Then the pine tree that provided them shade for part of the day succumbed to pine needle blight.
They were left in total sunshine.
I panicked but had no place to move them.
So… I dripped water on them a little more than usual till they got established.
I treated them a bit like roses in that I put a ring of manure around them a couple of times each summer.
Then I would protect the crown for the winter with a big dose of in the fall.
They have rewarded me for my attention and bloomed well…endlessly!
Last summer they were simply breathtaking.
OK….that sounds like I’m bragging but the truth is I have had very little to do with it.
These guys know how to grow and bloom.
So…here’s the formula that’s worked for me.
Buy a reblooming variety – Endless Summer in the blue bucket is my favorite.
There is also a sibling of Endless Summer called Blushing Bride.
It’s white with a faint pink edge.
Site it well.
They do need some sunshine to really bloom well.
Morning sun and afternoon shade is perfect.
Use drip irrigation to soak it deeply.
Feed it manure.
Give them time to reach maturity and …..
Resist cutting them back until very late in the spring after every branch has had a chance to green up.
Mine are just beginning to bloom so I’ve included pictures from last year when they were in full glorious bloom.
Hydrangeas connect people.
Seven years ago when Elliott and Kristina married I didn’t have one hydrangea bush.
But my friend Martie did – all across the front of her house.
And she was generous enough to let the florist cut away.

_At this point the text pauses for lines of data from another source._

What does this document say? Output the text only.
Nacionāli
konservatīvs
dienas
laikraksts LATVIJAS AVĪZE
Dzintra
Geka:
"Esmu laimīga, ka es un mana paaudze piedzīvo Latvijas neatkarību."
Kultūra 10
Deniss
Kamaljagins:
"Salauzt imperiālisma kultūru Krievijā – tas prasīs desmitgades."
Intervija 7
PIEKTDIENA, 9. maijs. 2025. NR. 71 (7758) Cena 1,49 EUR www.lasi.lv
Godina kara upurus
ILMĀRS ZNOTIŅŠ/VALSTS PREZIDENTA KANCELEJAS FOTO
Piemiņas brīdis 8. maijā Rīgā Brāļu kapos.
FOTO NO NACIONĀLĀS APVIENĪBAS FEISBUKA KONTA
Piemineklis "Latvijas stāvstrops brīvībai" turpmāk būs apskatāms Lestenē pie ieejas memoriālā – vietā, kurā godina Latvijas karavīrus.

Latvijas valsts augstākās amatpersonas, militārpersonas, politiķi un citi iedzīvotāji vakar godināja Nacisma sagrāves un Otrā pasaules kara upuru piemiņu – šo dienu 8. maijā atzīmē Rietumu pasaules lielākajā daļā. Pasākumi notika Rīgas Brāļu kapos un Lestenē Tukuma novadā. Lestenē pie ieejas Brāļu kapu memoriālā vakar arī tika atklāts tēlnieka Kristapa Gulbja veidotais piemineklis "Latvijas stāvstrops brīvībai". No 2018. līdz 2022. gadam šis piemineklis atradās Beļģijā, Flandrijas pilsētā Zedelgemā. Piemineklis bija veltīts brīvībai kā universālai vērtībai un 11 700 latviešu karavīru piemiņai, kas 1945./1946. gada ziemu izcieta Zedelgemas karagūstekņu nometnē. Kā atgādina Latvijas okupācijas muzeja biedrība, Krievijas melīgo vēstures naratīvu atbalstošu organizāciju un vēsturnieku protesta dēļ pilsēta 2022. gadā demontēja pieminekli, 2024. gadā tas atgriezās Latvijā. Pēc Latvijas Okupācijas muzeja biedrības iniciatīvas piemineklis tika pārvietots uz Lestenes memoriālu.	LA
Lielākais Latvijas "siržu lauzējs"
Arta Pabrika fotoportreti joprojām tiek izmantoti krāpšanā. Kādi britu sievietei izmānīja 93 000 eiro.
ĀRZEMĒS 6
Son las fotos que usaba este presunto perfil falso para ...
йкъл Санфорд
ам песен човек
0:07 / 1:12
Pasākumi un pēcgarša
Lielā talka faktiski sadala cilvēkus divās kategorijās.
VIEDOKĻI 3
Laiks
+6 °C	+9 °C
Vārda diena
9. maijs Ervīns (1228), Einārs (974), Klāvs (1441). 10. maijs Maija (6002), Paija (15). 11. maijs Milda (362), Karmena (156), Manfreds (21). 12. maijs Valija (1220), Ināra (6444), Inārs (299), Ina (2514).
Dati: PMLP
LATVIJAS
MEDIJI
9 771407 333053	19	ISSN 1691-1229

Now she always remembers their anniversary reminding me just this week of that fun adventure.
So, once you have them going at your house I know you will want to spread the joy around and share.
Seriously, if you find room for 6 or 8 you’ll be cutting arm loads of blooms just like Martha does on TV!!!
Even one or two will give you dozens of blooms.
They do require a little bit of special treatment to insure the cut blooms last a long time.
When you go to the garden to cut take either a BBQ type lighter or a container of very hot water.
Cut flowers that are fully open and have been in bloom for a few days.
You can cut the stems long – all the way to the main branch – or short depending on your need.
Remove most of the foliage.
Make a slit in the bottom of the stem for an inch or so.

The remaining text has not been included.